UNC REX Healthcare Names Raleigh OB-GYN Dr. Ann Collins as its Board Chair
Dr. Ann S. Collins, a highly regarded Obstetrician and Gynecologist in Raleigh, has agreed to serve as chair of the UNC REX Healthcare board. Collins is the first woman to hold the position. Her appointment comes as UNC REX celebrates its 125th anniversary in 2019.
“UNC REX has been the leading hospital in Wake County for 125 years,” Collins said. “I believe strongly in the hospital and its mission to provide outstanding care in our community. UNC REX has proven that it’s able to adapt and change as medicine continues to evolve.”
Collins practices with Centre OB/GYN in Raleigh, and specializes in general obstetrics and gynecology. Since she began practicing at UNC REX in 1995, she has delivered thousands of babies and helped treat thousands of women of all ages.
She succeeds Robert Thomas, who served as chair of the UNC REX board since 2004.
“As UNC REX marks its 125th anniversary, we are pleased that our new chair is a physician with Dr. Collins’ reputation for excellence,” said Steve Burriss, president of UNC REX. “She’s a strong leader and a caring and compassionate clinician, which is the perfect combination to help lead UNC REX into the future.”
Collins is a native of Elm City, N.C. She completed her undergraduate studies at Duke University and earned her Medical Degree at Duke’s School of Medicine. She graduated from Duke Magna Cum Laude and was a member of Duke University School of Medicine Honor Society. Collins completed her residency training in Obstetrics and Gynecology at Vanderbilt University in Nashville, Tenn.
Collins and her husband have two children.

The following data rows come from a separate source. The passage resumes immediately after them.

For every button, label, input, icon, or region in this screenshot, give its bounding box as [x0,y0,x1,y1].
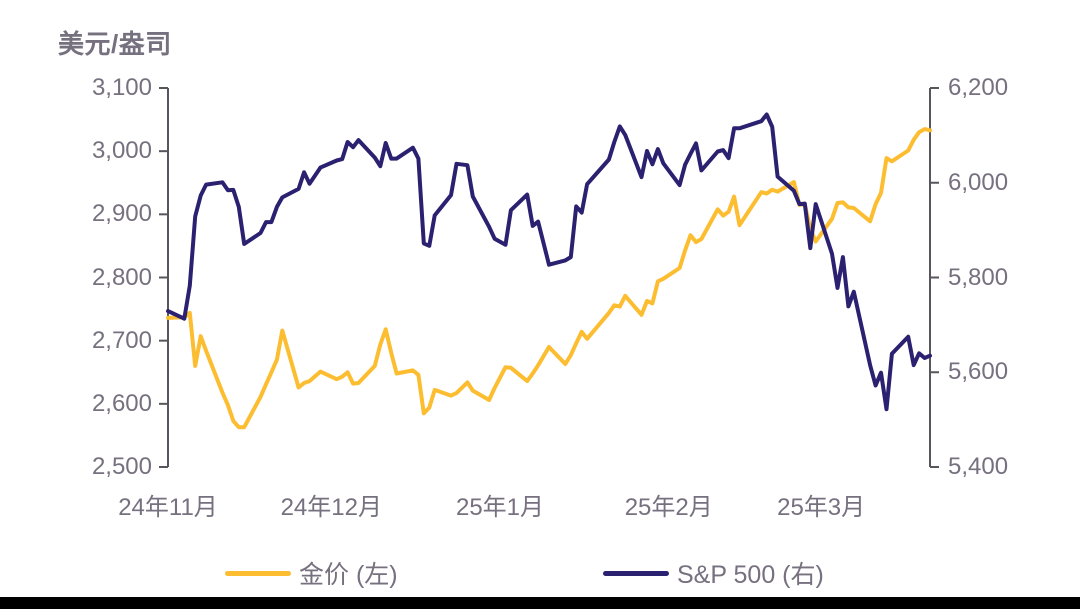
right-axis-tick-label: 6,000 [948,168,1009,196]
left-axis-title: 美元/盎司 [58,29,172,59]
x-axis-tick-label: 24年11月 [118,494,218,521]
sp500-line [166,112,932,412]
left-axis-tick-label: 2,500 [91,453,152,480]
x-axis-tick-label: 25年3月 [777,494,866,521]
right-axis-tick-label: 5,600 [948,358,1009,386]
left-axis-tick-label: 2,700 [91,326,152,354]
right-axis-tick-label: 5,800 [948,263,1009,291]
gold-price-line [166,127,932,430]
left-axis-tick-label: 2,800 [91,263,152,291]
legend-item-gold: 金价 (左) [225,556,398,590]
right-axis-tick-label: 6,200 [948,74,1009,101]
sp500-line-swatch [603,570,669,576]
left-axis-tick-label: 2,900 [91,200,152,228]
legend-item-sp500: S&P 500 (右) [603,556,824,590]
gold-line-swatch [225,570,291,576]
left-axis-tick-label: 2,600 [91,389,152,417]
left-axis-tick-label: 3,100 [91,74,152,101]
x-axis-tick-label: 25年2月 [624,494,713,521]
x-axis-tick-label: 24年12月 [280,494,382,521]
left-axis-tick-label: 3,000 [91,137,152,165]
footer-bar [0,597,1080,609]
legend-label-gold: 金价 (左) [299,561,398,589]
legend-label-sp500: S&P 500 (右) [677,561,824,589]
x-axis-tick-label: 25年1月 [455,494,545,521]
legend: 金价 (左) S&P 500 (右) [0,556,1080,590]
right-axis-tick-label: 5,400 [948,453,1009,480]
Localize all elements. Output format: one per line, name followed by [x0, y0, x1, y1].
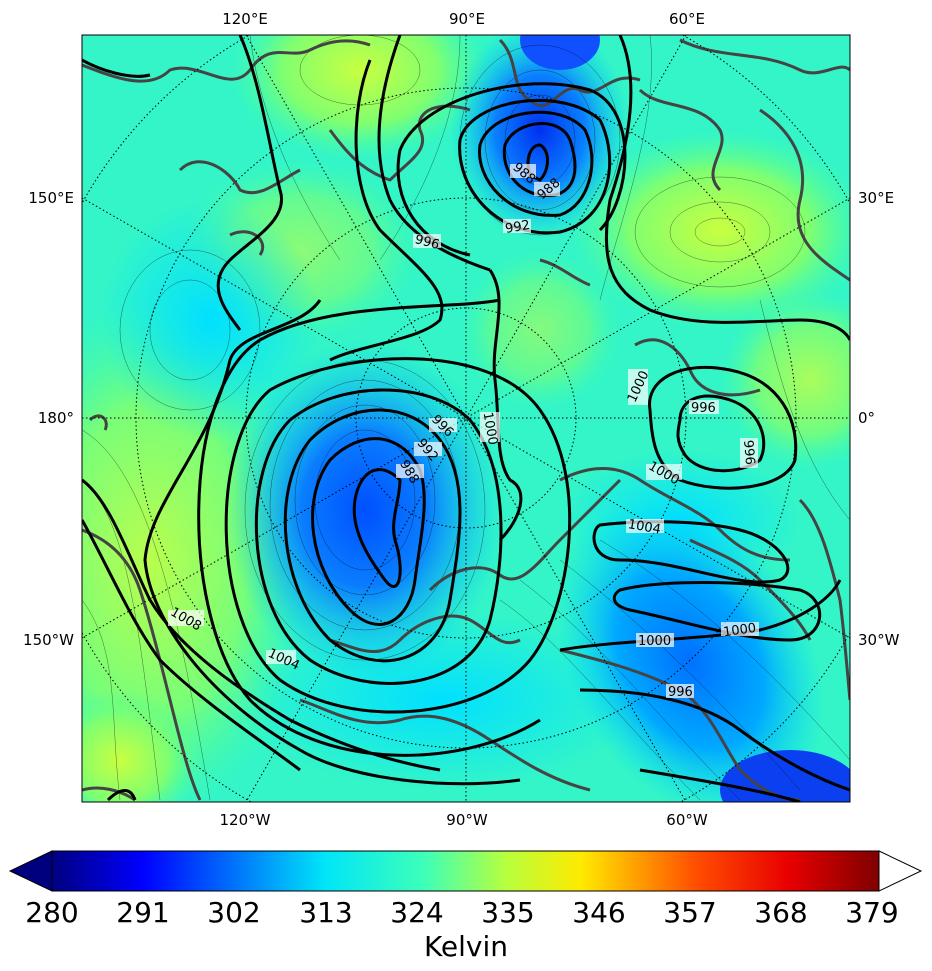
bottom-tick-label: 90°W [446, 811, 488, 829]
bottom-tick-label: 60°W [666, 811, 708, 829]
bottom-tick-label: 120°W [220, 811, 271, 829]
right-tick-label: 0° [858, 409, 875, 427]
colorbar-tick-label: 280 [25, 896, 78, 929]
colorbar-tick-label: 346 [572, 896, 625, 929]
colorbar-min-extension [8, 850, 53, 892]
colorbar-tick-label: 324 [390, 896, 443, 929]
colorbar-title: Kelvin [424, 930, 508, 963]
map-frame [81, 34, 851, 803]
isobar-label: 1000 [480, 411, 501, 446]
colorbar-tick-label: 313 [299, 896, 352, 929]
colorbar: 280 291 302 313 324 335 346 357 368 379 … [8, 850, 923, 963]
left-tick-label: 180° [38, 409, 74, 427]
colorbar-tick-label: 357 [663, 896, 716, 929]
colorbar-tick-label: 302 [207, 896, 260, 929]
top-tick-label: 60°E [669, 10, 705, 28]
right-tick-label: 30°W [858, 631, 900, 649]
isobar-label: 996 [413, 232, 441, 253]
isobar-label: 1004 [627, 517, 662, 538]
temperature-field: 988 988 992 996 996 992 988 1000 1000 99… [82, 35, 850, 802]
colorbar-max-extension [878, 850, 923, 892]
colorbar-tick-label: 335 [481, 896, 534, 929]
top-tick-label: 120°E [222, 10, 268, 28]
isobar-label: 996 [740, 439, 757, 465]
isobar-label: 996 [668, 685, 693, 700]
colorbar-tick-label: 368 [754, 896, 807, 929]
colorbar-tick-label: 379 [845, 896, 898, 929]
colorbar-tick-label: 291 [116, 896, 169, 929]
colorbar-gradient [51, 850, 880, 892]
top-tick-label: 90°E [449, 10, 485, 28]
left-tick-label: 150°E [28, 189, 74, 207]
right-tick-label: 30°E [858, 189, 894, 207]
isobar-label: 992 [504, 218, 531, 237]
isobar-label: 996 [691, 401, 716, 416]
left-tick-label: 150°W [23, 631, 74, 649]
isobar-label: 1000 [638, 634, 671, 649]
isobar-label: 1000 [722, 621, 757, 640]
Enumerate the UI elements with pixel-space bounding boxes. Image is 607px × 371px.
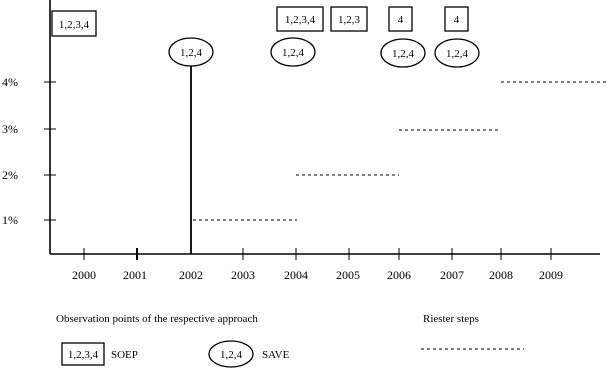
x-label-2008: 2008 — [489, 268, 513, 282]
legend-save-label: SAVE — [262, 349, 290, 361]
svg-text:1,2,3,4: 1,2,3,4 — [285, 14, 316, 26]
y-label-2: 2% — [2, 168, 18, 182]
svg-text:1,2,4: 1,2,4 — [220, 349, 243, 361]
soep-box-2006: 4 — [388, 6, 413, 32]
x-label-2002: 2002 — [179, 268, 203, 282]
legend-save-oval: 1,2,4 — [208, 340, 254, 368]
svg-text:1,2,3,4: 1,2,3,4 — [68, 349, 99, 361]
svg-text:1,2,4: 1,2,4 — [392, 48, 415, 60]
x-label-2004: 2004 — [284, 268, 308, 282]
x-label-2000: 2000 — [72, 268, 96, 282]
save-oval-2006: 1,2,4 — [380, 38, 426, 68]
legend-riester-title: Riester steps — [423, 313, 479, 325]
y-label-4: 4% — [2, 75, 18, 89]
svg-text:4: 4 — [398, 14, 404, 26]
svg-text:1,2,4: 1,2,4 — [180, 47, 203, 59]
legend-soep-label: SOEP — [111, 349, 138, 361]
svg-text:1,2,3,4: 1,2,3,4 — [59, 19, 90, 31]
svg-text:1,2,3: 1,2,3 — [338, 14, 361, 26]
save-oval-2004: 1,2,4 — [270, 37, 316, 67]
save-oval-2002: 1,2,4 — [168, 37, 214, 67]
svg-text:1,2,4: 1,2,4 — [446, 48, 469, 60]
x-label-2005: 2005 — [336, 268, 360, 282]
svg-text:4: 4 — [454, 14, 460, 26]
x-label-2001: 2001 — [123, 268, 147, 282]
svg-text:1,2,4: 1,2,4 — [282, 47, 305, 59]
x-label-2003: 2003 — [231, 268, 255, 282]
legend-observation-title: Observation points of the respective app… — [56, 313, 258, 325]
x-label-2007: 2007 — [440, 268, 464, 282]
x-label-2006: 2006 — [387, 268, 411, 282]
legend-soep-box: 1,2,3,4 — [61, 342, 105, 366]
y-label-3: 3% — [2, 122, 18, 136]
y-label-1: 1% — [2, 213, 18, 227]
x-label-2009: 2009 — [539, 268, 563, 282]
soep-box-2000: 1,2,3,4 — [51, 10, 97, 37]
soep-box-2004: 1,2,3,4 — [276, 6, 324, 32]
soep-box-2005: 1,2,3 — [330, 6, 368, 32]
save-oval-2007: 1,2,4 — [434, 38, 480, 68]
soep-box-2007: 4 — [444, 6, 469, 32]
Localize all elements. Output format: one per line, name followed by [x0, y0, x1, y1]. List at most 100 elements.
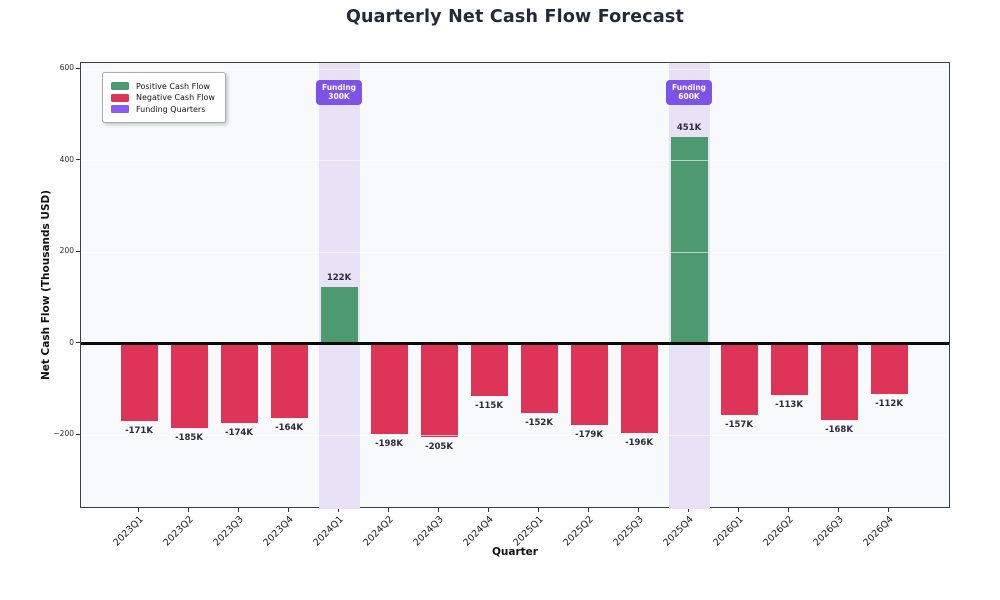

Five Questions with Dr. Ann Collins
Q: Why did you get into medicine?
A: I always was a science person and the human body is the ultimate “machine.” I was and am fascinated by human development and physiology and the interaction of so many systems that work so well most of the time. I am also a people person. I really enjoy the chance to interact with patients and make a difference in their lives. I get to go home at the end of the day and sometimes I have really changed someone’s life. That is just remarkable and also incredibly humbling to be able to interact so closely with people and have that level of trust. I can help alleviate their pain or give them a reason for their concerns and then treat them!
Q: What’s the most rewarding about OB/GYN?
A: What is more of a miracle than the birth of a baby? A mother and a father, a nurse and a physician in the room and then there is another human being there who is crying that beautiful first-born sound. So delivering babies is incredibly rewarding but as important for me is the relationships that I build with my patients. As an OB/GYN you often age with your patients, so I get to catch up on what my patient’s children are doing and how their spouses are. Many times I have been a part of their joy but also a part of difficult times in their lives and seeing them through all of it keeps me going. It’s like catching up with friends.
Q: What excites you about the future of UNC REX?
A: UNC REX always strives to be the best organization it can be but still maintain that community hospital feel. We never settle for second-best. I don’t see that ever changing. We are here to provide not just for the patients of Wake County but also for patients in our region and beyond. The institution continues to grow and offer innovative new procedures and treatments such as the interventional n neurology service, the oncology services and cardiovascular services, as well as our other areas.
I am excited for the addition of our hospital in Holly Springs, which will help us reach the people in that area and give them services closer to home. The new cancer center will help us expand our crowded oncology services and allow us to reach even more patients in need. Our relationship with UNC Health Care allows us to work collaboratively to improve health care in this region.
Of course, I still see us supporting healthy living in our community.
Q: What are some of the challenges you see for medicine in the next 5-10 years?
A: In the next 5-10 years, health care will change as it has in the past 5-10 years. We are being evaluated more and more on quality of care and that will mean keeping patients healthier and out of the hospital. For years medicine has been in “fix it” mode. Now we are going to have to be in “prevent it” mode — a complete paradigm shift with hospitals and primary care working even more closely.
All of us in health care will need to figure out how to utilize technology more efficiently and how to “talk” to other systems so we don’t duplicate labs or tests and we share information. I think we have to look at the future of rural health as well and how to keep communities in less-populated areas well-served, be it boots-on-the-ground providers or referrals to larger hospitals. We have to have programs that allow patients to access the system.
Lastly, mental health and addiction are areas that are grossly underserved. We in health care and the government have to find better ways to offer treatment opportunities that are affordable and accessible. Our mental health patients do not need to be sitting in emergency departments for days.
Q: When you’re not at work, what are some of the things you enjoy doing?
A: I love to travel and especially relaxing on the beach with a good book! I tell my husband that I’ve never seen beach I didn’t like. I also enjoy college basketball and especially look forward to March Madness. And when you spend many hours in the hospital and office, sometimes it’s nice to be at home with your family as well enjoying a good meal and quality time.